Personal papers that are left behind at someone’s death are a motif that reoccurs in the novel: Reine-Marie’s exploration of Enid’s papers unearths crucial clues in the murder case, as does Gamache’s realization that Debbie and Abigail were sorting Paul Robinson’s papers around the time that events leading up to the murder began to unfold. In both cases, these seemingly innocuous documents end up revealing hidden tragedies from a previous generation—however, the impact is only apparent upon close inspection. The motif of personal papers implies that individuals are almost always freighted with secret and often painful histories: This theme is further substantiated by plot events such as Haniya’s traumatic history, Vincent Gilbert’s shameful secret, and Ruth’s eventual admission that she narrowly escaped being one of Ewen Cameron’s victims. The presence of personal papers implies that individuals experience shame and a desire for secrecy (which leads to coded messages or papers being kept private) but also that they do ultimately want to document what happened to them and tell their story. These records also imply that secrets rarely stay secret forever: even if events take decades to surface, the truth will eventually come to light.

Spurious Correlations

The whimsical research project once undertaken by Colette and Paul Robinson—titled Spurious Correlations—functions as a subtle yet potent motif in the novel. At surface level, the project was a brief, satirical attempt to expose how statistical data can be manipulated to suggest false relationships, but it takes on a darker resonance when viewed through the lens of Abigail’s work.
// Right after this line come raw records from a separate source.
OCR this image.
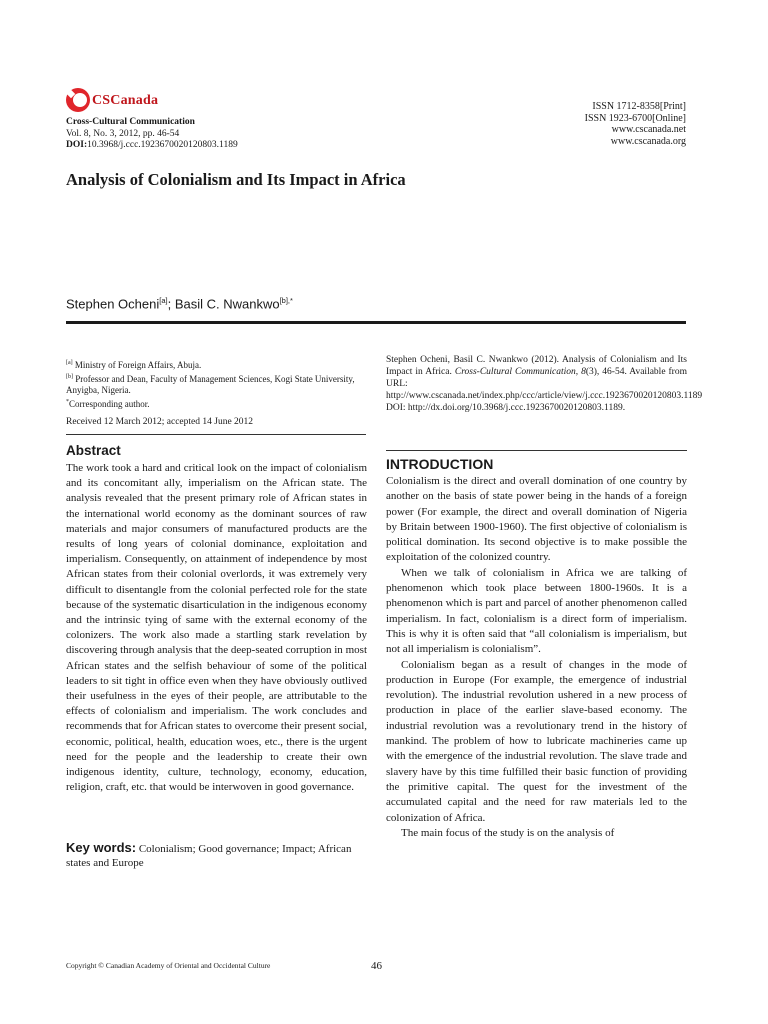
CSCanada
Cross-Cultural Communication
Vol. 8, No. 3, 2012, pp. 46-54
DOI:10.3968/j.ccc.1923670020120803.1189
ISSN 1712-8358[Print]
ISSN 1923-6700[Online]
www.cscanada.net
www.cscanada.org
Analysis of Colonialism and Its Impact in Africa
Stephen Ocheni[a]; Basil C. Nwankwo$^{[b],*}$
[a] Ministry of Foreign Affairs, Abuja.
[b] Professor and Dean, Faculty of Management Sciences, Kogi State University, Anyigba, Nigeria.
*Corresponding author.
Received 12 March 2012; accepted 14 June 2012
Abstract
The work took a hard and critical look on the impact of colonialism and its concomitant ally, imperialism on the African state. The analysis revealed that the present primary role of African states in the international world economy as the dominant sources of raw materials and major consumers of manufactured products are the results of long years of colonial dominance, exploitation and imperialism. Consequently, on attainment of independence by most African states from their colonial overlords, it was extremely very difficult to disentangle from the colonial perfected role for the state because of the systematic disarticulation in the indigenous economy and the intrinsic tying of same with the external economy of the colonizers. The work also made a startling stark revelation by discovering through analysis that the deep-seated corruption in most African states and the selfish behaviour of some of the political leaders to sit tight in office even when they have obviously outlived their usefulness in the eyes of their people, are attributable to the effects of colonialism and imperialism. The work concludes and recommends that for African states to overcome their present social, economic, political, health, education woes, etc., there is the urgent need for the people and the leadership to create their own indigenous identity, culture, technology, economy, education, religion, craft, etc. that would be interwoven in good governance.
Key words: Colonialism; Good governance; Impact; African states and Europe
Stephen Ocheni, Basil C. Nwankwo (2012). Analysis of Colonialism and Its Impact in Africa. Cross-Cultural Communication, 8(3), 46-54. Available from URL: http://www.cscanada.net/index.php/ccc/article/view/j.ccc.1923670020120803.1189 DOI: http://dx.doi.org/10.3968/j.ccc.1923670020120803.1189.
INTRODUCTION

Colonialism is the direct and overall domination of one country by another on the basis of state power being in the hands of a foreign power (For example, the direct and overall domination of Nigeria by Britain between 1900-1960). The first objective of colonialism is political domination. Its second objective is to make possible the exploitation of the colonized country.

When we talk of colonialism in Africa we are talking of phenomenon which took place between 1800-1960s. It is a phenomenon which is part and parcel of another phenomenon called imperialism. In fact, colonialism is a direct form of imperialism. This is why it is often said that “all colonialism is imperialism, but not all imperialism is colonialism”.

Colonialism began as a result of changes in the mode of production in Europe (For example, the emergence of industrial revolution). The industrial revolution ushered in a new process of production in place of the earlier slave-based economy. The industrial revolution was a revolutionary trend in the history of mankind. The problem of how to lubricate machineries came up with the emergence of the industrial revolution. The slave trade and slavery have by this time fulfilled their basic function of providing the primitive capital. The quest for the investment of the accumulated capital and the need for raw materials led to the colonization of Africa.

The main focus of the study is on the analysis of

Copyright © Canadian Academy of Oriental and Occidental Culture	46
Her theories, rooted in cold, numerical logic, depend on data divorced from compassion. The presence of this early project in the background of the murder plot highlights how easy it is for seemingly objective facts to be distorted when wielded by someone with an agenda. The phrase “spurious correlation” itself becomes symbolic of the novel’s broader concern: how dangerous and misleading connections—between people, between data points, between cause and effect—can lead to devastating consequences when misunderstood or misused. Just as Abigail misuses statistics to justify her ideology, the motif suggests that truth can be obscured when we confuse correlation with causation, or when we fail to ask who is interpreting the data and why.